Eğitim dünyasından haftaya bakış

*2007 Orta Öğretim Kurumları Seçme ve Yerleştime Sınavı (OKS) başvuruları başladı.Fen, Anadolu ve Sosyal Bilimler liseleri, özel okullar, polis kolejinde okumak isteyen öğrenciler ile devlet parasız yatılı okuyacak ilköğretim 8. sınıf öğrencilerinin katılacağı OKS’ye başvurular başladı. İlköğretim son sınıf öğrencilerinin katıldığı tüm sınavların birleştirilmesi dolayısıyla, OKS’ye başvuracak öğrencilerin başvuru şartları ve diğer ayrıntılara dikkat etmesi gerekiyor. 2007-2008 öğretim yılında resmî ve özel fen liseleri, sosyal bilimler liseleri, Anadolu Liseleri, Anadolu öğretmen liseleri, Anadolu meslek liseleri, Anadolu teknik liseleri, Anadolu imam-hatip liseleri ve sağlık meslek liselerinde okumak isteyen öğrenciler OKS’ye katılacak. Ayrıca polis kolejinde öğrenim görecek öğrenciler ile Türkiye Özel Okullar Birliği’ne bağlı merkezi sistem sınavıyla öğrenci alan özel okulların öğrencileri ve parasız yatılı okumak isteyen 8. sınıf öğrencileri de bu sınava başvuracaklar. Bu yıl adaylar tek oturum olarak uygulanacak OKS için, sınav tercihleri ne olursa olsun 20 YTL ücret ödeyecekler. Adaylar sınav ücretini, 13 Nisana kadar T.C. Ziraat Bankası A.Ş., Türkiye Vakıflar Bankası T.A.O veya Türkiye Halk Bankası A.Ş. şubelerinden ‘Kurumsal Tahsilat Programı’ aracılığıyla yatıracaklar.

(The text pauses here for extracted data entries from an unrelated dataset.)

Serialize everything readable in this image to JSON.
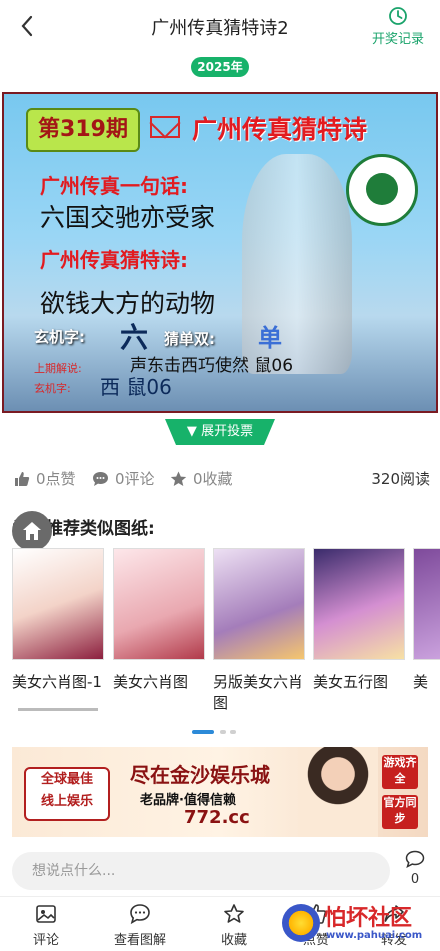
{
  "header": {
    "title": "广州传真猜特诗2",
    "history_label": "开奖记录"
  },
  "year_badge": "2025年",
  "poster": {
    "issue": "第319期",
    "headline": "广州传真猜特诗",
    "line1_label": "广州传真一句话:",
    "line1_text": "六国交驰亦受家",
    "line2_label": "广州传真猜特诗:",
    "line2_text": "欲钱大方的动物",
    "xuanji_label": "玄机字:",
    "xuanji_value": "六",
    "cai_label": "猜单双:",
    "cai_value": "单",
    "prev_label": "上期解说:",
    "prev_riddle": "声东击西巧使然 鼠06",
    "prev_xuanji_label": "玄机字:",
    "prev_answer": "西 鼠06"
  },
  "vote_label": "展开投票",
  "stats": {
    "likes": "0点赞",
    "comments": "0评论",
    "favorites": "0收藏",
    "reads": "320阅读"
  },
  "recommend": {
    "title": "为您推荐类似图纸:",
    "items": [
      {
        "caption": "美女六肖图-1"
      },
      {
        "caption": "美女六肖图"
      },
      {
        "caption": "另版美女六肖图"
      },
      {
        "caption": "美女五行图"
      },
      {
        "caption": "美"
      }
    ]
  },
  "banner": {
    "left_line1": "全球最佳",
    "left_line2": "线上娱乐",
    "main": "尽在金沙娱乐城",
    "sub": "老品牌·值得信赖",
    "url": "772.cc",
    "right1": "游戏齐全",
    "right2": "官方同步"
  },
  "comment": {
    "placeholder": "想说点什么...",
    "count": "0"
  },
  "tabs": [
    {
      "label": "评论"
    },
    {
      "label": "查看图解"
    },
    {
      "label": "收藏"
    },
    {
      "label": "点赞"
    },
    {
      "label": "转发"
    }
  ],
  "watermark": {
    "text": "怕坏社区",
    "url": "www.pahuai.com"
  },
  "colors": {
    "accent": "#17b26a",
    "poster_border": "#7a1a22",
    "red": "#e21b20"
  }
}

*Hükümet, 17 yeni üniversite kurulmasına ilişkin kanun tasarısı hazırlayınca, Yükseköğretim Kurulu da “İhtiyacın üstünde mezun veriliyor” gerekçesiyle hukuk, eğitim, iletişim fakülteleri açılmamasını kararlaştırdı. Yasaya göre, yeni üniversite kurulabilmesi için YÖK’ün görüşünün alınması gerekiyor. Daha önce kurulan 15 üniversite ile ilgili görüş bildirdiğinde, ihtiyaçları karşılanmadan yeni üniversite açılmasına karşı çıkıldığı için, Milli Eğitim Bakanlığı’nın 17 yeni üniversite kurulmasına ilişkin yazısına ise “İnceliyoruz” denilerek hiç cevap verilmedi.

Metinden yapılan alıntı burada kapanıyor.